Collins was present at the Oct. 18 installation of Fern Temple IV and says residents of Logan Square were welcoming of the art.
“There were several individuals who came out during installation to talk to us and find out more about the artists,” says Collins. “It could not have been a nicer experience.”
Collins enjoys taking part in his art’s installation and checking out his sculptures’ new settings.
“Logan Boulevard is a beautiful location for my work. The Chicago boulevards really lend themselves to large-scale sculpture,” says Collins.
Bringing Sculpture to Logan Boulevard, Chicago
Logan Boulevard resident Byron Calvillo was at first confused by the sculptures’ arrival, but is glad to see them in the neighborhood.
“The sculptures add a different dimension to the boulevard. I liked them when I first saw them,” says Calvillo. “I thought they were pretty eye-catching.”
In the city’s press release, Mayor Rahm Emanuel said: “Chicago has a thriving arts scene and this project gives communities across the City a chance to enjoy these creative and innovative sculptures.
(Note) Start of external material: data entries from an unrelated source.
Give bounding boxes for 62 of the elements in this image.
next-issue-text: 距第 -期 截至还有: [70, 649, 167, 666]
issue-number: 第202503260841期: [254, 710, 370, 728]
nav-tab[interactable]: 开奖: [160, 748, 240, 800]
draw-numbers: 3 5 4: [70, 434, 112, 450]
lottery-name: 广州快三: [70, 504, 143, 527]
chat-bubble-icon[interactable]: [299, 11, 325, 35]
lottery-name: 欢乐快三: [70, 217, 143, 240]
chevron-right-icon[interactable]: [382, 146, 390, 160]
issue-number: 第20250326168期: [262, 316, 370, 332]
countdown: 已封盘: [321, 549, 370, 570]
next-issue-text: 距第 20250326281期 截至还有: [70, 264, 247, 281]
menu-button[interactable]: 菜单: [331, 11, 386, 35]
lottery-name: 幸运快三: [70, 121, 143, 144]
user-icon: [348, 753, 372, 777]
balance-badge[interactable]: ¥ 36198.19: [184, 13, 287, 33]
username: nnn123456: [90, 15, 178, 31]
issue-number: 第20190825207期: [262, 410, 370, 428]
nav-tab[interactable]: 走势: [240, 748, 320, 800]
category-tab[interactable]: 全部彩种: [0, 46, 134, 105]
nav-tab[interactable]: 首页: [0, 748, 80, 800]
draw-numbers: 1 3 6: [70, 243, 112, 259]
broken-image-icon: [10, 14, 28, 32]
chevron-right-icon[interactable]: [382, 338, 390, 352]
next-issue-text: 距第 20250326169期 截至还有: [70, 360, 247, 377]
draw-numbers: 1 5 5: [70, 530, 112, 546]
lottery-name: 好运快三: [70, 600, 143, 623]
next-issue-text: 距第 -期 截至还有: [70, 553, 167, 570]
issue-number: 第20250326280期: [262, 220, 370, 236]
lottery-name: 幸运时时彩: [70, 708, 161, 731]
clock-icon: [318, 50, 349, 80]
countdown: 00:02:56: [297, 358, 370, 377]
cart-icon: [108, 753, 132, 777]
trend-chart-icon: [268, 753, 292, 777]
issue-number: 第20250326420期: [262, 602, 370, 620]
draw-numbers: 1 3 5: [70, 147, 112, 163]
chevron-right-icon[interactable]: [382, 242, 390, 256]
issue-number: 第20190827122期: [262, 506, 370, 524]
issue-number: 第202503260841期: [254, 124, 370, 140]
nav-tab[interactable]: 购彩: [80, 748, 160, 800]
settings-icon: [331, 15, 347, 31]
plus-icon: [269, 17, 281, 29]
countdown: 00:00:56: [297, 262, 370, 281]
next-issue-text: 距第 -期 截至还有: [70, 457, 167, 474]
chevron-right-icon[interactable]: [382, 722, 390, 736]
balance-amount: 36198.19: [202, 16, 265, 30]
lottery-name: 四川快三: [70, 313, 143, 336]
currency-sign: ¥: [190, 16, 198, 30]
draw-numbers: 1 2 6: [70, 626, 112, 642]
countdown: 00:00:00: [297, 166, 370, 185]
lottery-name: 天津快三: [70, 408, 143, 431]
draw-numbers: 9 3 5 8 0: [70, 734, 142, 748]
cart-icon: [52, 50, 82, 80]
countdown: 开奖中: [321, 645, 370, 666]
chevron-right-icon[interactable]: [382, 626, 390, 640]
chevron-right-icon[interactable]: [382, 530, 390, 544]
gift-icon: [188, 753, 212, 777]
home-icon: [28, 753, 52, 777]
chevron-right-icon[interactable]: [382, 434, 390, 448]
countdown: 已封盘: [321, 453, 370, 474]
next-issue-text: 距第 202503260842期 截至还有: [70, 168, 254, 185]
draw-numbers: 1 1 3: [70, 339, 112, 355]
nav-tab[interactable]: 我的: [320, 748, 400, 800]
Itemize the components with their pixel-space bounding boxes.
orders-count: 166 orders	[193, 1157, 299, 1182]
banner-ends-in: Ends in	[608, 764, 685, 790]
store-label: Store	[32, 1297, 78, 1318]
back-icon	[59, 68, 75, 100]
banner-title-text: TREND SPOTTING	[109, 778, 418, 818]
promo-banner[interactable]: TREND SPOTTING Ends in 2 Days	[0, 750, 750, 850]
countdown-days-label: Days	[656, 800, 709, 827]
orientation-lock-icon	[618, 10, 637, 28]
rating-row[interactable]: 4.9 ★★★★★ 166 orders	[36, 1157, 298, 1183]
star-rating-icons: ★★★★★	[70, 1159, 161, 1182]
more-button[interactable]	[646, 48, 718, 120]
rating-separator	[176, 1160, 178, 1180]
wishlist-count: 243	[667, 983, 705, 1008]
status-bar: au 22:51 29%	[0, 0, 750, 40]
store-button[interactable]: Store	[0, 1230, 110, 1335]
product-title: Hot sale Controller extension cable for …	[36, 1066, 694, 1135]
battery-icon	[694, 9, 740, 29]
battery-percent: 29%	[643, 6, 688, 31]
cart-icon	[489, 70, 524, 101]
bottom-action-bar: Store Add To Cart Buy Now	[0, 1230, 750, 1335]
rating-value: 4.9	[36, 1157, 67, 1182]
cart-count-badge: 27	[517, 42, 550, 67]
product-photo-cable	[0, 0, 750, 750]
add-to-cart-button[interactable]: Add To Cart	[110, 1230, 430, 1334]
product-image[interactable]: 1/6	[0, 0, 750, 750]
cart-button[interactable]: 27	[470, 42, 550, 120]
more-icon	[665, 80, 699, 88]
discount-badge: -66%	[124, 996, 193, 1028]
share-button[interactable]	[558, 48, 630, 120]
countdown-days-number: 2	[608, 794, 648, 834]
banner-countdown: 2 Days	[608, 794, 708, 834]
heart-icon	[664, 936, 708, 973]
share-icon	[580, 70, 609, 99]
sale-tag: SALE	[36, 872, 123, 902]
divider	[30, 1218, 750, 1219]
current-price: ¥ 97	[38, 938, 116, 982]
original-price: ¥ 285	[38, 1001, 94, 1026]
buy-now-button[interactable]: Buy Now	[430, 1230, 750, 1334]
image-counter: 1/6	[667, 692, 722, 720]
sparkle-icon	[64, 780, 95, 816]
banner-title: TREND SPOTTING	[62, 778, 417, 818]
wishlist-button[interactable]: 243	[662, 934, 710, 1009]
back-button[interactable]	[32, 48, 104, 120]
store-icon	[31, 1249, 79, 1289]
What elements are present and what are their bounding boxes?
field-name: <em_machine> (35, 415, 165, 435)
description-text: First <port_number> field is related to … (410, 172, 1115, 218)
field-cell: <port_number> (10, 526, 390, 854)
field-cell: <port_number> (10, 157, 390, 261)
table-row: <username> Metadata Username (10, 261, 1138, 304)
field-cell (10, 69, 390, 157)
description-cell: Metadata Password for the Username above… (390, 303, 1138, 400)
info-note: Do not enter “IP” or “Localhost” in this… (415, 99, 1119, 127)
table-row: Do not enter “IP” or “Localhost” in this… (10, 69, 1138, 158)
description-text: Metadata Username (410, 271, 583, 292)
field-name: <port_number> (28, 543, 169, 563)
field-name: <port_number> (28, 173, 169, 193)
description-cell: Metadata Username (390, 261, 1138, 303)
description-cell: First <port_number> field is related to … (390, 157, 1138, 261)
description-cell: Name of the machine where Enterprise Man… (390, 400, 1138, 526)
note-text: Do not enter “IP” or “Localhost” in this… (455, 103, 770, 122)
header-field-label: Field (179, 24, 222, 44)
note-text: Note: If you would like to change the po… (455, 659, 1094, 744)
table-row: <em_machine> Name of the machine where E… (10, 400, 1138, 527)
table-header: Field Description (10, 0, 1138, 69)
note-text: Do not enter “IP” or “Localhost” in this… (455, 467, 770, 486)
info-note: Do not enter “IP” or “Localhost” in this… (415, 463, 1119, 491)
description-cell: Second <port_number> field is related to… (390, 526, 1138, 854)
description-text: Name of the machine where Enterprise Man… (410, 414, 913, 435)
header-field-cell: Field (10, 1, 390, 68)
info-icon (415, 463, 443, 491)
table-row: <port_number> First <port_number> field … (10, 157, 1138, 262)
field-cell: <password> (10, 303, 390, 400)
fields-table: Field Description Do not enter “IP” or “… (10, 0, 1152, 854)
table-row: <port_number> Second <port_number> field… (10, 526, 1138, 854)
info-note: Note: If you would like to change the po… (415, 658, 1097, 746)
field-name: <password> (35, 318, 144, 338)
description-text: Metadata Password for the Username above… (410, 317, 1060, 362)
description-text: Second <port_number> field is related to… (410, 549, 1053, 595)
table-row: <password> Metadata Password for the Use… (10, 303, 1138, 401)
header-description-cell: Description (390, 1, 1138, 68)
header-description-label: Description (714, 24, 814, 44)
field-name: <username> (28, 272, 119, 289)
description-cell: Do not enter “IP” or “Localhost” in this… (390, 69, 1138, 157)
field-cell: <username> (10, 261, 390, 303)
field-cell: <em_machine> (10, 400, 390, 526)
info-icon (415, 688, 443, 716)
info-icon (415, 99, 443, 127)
These sculptures are part of the Cultural Plan, which identifies ways the arts can build community, stimulate economic development, create jobs, attract visitors and foster innovation for years to come.”
Karpowicz agrees that the art scene in Chicago is flourishing, and sees promoting the arts as a citywide effort.
“From the mayor on down to the Chicago Park District and the Chicago Department of Cultural Affairs, the city is once again supporting the efforts of its artists in bringing their works to the residents of Chicago through their various programs.”